Cataloging Kalispell’s Historic Buildings

By Beacon Staff

In 1925, a pitcher from the first World Series moved from the mound to Main Street in Kalispell.

After his Pittsburg Pirates lost to the Dodgers in the 1903 World Series, John Gus Thompson and his wife homesteaded in the Flathead Valley, and later opened The Pastime Bar, a pool hall and cigar store business at 140 Main Street. Today, the building, which most recently housed the Columbine Gallery, is empty – one of the several that city officials hope to reinvigorate, along with the rest of the downtown area, through a historical designation program.

“We have these wonderful assets downtown,” Katharine Thompson, community development manager for the City of Kalispell, said. “They might just need some buffing up here and there, and the spotlight shone on them.”

Kalispell is in the beginning stages of a survey meant to inventory historic buildings around the city’s downtown core. The effort will also update and likely expand the city’s historic districts, which could bring more property owners there federal and state tax credits for improvement work.

In the 1980s, Kalispell conducted a survey of its historic downtown buildings, chronicling each facility’s history and architectural designs, and established four historic districts around the downtown core. The survey was later updated in 1992.
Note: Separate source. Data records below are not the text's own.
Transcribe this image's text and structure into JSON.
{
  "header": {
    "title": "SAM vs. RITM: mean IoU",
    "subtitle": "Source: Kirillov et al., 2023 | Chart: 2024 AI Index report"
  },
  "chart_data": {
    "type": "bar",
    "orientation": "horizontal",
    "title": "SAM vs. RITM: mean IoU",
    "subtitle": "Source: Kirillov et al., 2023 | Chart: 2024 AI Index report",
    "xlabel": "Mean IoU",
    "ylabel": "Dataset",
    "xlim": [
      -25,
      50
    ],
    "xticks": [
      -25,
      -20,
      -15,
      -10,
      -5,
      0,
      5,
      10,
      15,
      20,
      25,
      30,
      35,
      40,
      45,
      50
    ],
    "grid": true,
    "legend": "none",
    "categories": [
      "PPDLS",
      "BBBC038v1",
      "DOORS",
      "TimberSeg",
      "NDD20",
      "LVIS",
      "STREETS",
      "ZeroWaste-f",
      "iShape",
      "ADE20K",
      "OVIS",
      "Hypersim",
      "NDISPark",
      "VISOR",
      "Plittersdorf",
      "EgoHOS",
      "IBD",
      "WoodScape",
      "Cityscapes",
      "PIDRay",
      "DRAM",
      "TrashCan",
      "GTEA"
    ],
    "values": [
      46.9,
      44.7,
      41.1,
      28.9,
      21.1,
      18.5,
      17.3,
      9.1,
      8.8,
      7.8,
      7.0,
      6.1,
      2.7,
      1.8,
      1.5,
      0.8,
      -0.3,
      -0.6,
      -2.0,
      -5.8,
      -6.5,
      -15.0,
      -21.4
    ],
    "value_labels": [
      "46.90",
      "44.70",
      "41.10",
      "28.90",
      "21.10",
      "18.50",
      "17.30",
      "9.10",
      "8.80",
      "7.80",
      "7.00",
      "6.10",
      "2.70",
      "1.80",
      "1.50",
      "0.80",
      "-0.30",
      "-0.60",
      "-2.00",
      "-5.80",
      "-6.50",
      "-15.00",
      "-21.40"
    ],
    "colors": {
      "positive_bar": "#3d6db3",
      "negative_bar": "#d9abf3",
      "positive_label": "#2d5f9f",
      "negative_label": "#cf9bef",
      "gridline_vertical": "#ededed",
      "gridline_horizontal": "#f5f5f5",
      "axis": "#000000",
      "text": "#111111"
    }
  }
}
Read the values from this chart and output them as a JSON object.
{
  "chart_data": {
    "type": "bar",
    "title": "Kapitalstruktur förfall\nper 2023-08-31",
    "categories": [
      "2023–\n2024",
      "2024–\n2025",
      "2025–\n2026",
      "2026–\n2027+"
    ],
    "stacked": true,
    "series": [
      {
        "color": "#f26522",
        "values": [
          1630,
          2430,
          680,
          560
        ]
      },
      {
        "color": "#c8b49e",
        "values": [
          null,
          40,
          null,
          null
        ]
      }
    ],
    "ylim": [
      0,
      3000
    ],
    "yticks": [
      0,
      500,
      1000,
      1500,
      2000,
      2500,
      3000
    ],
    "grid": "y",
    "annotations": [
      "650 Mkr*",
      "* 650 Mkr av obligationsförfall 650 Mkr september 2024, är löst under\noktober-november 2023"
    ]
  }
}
While the information is “invaluable,” Thompson said “it’s time to take a fresh look at it.” The city has several large, blue binders filled with duplicates of already-copied pages of the survey. The pictures on each page are unrecognizable, since they’re so pixilated or dark. In all, there are only three known sets of the survey information left.

Last fall, Kalispell successfully applied for a $12,500 grant from the Montana State Historic Preservation Office to fund an update of the survey information that has already been collected. The city is providing matching money to tackle the project.

The new survey will have an electronic format, making it more accessible to the public and less likely to be lost or destroyed. It will also attempt to enroll buildings on the national historic registry that didn’t meet the 50-year age requirement last time around.

“We’re missing a lot of potential area,” Thompson said. “For example, only the east side of Main is part of the Main Street district, and we know very little about properties on First Avenue East.”

There are 76 buildings within the current districts, which consist of parts of central Main Street, the Flathead County Courthouse area and neighborhoods to the east and west of downtown. To qualify, a district must have a two-to-one ratio of historic buildings to non-historic structures within its boundaries.

The survey, which will be conducted by a Missoula consulting firm, is expected to take about a year to complete. Local citizens are asked to contact the city if they have historical documents, information or photos on downtown-area buildings.

By building on Kalispell’s historic identity, city officials hope to grow the downtown area’s economic engine, by drawing in the nationally growing number of “heritage tourists” – people interested in visiting an area to explore its local historical landmarks and history.

Owners of recognized historic buildings are also eligible for state and federal tax incentive programs, which offer them as much as a 20 percent tax credit on a certified rehabilitation of a recognized historic structure.

A tax credit differs from an income tax deduction. While the deduction lowers the amount of income subject to taxation, a tax credit lowers the amount of tax owed. So, in general, a 20 percent rehabilitation credit equals 20 percent off the amount spent in the project.

The projects can vary widely, from updating plumbing and heating systems to improving outside facades, however, they have to be approved before they take place and can’t damage, destroy or cover materials or features, interior or exterior, that define the building’s historic character.

Enhanced historic districts have been an economic boon for several Montana communities, Rolene Schliesman, an architectural historian with the Montana State Historic Preservation Office, said. Schliesman recently visited Kalispell to meet with property owners and answer their questions about the program.

Livingston and Virginia City are examples of towns where an emphasis on preserving and touting historic buildings has been a financial driver, Schliesman said, including attracting filmmakers.

Thompson’s goals are more modest than Hollywood films: “It’s maybe a different way for downtown to think of itself or market itself.” And if tax incentives could encourage business owners to renovate and open buildings like the old Pastime Bar, “it means a healthier downtown – and that’s good for all of us.”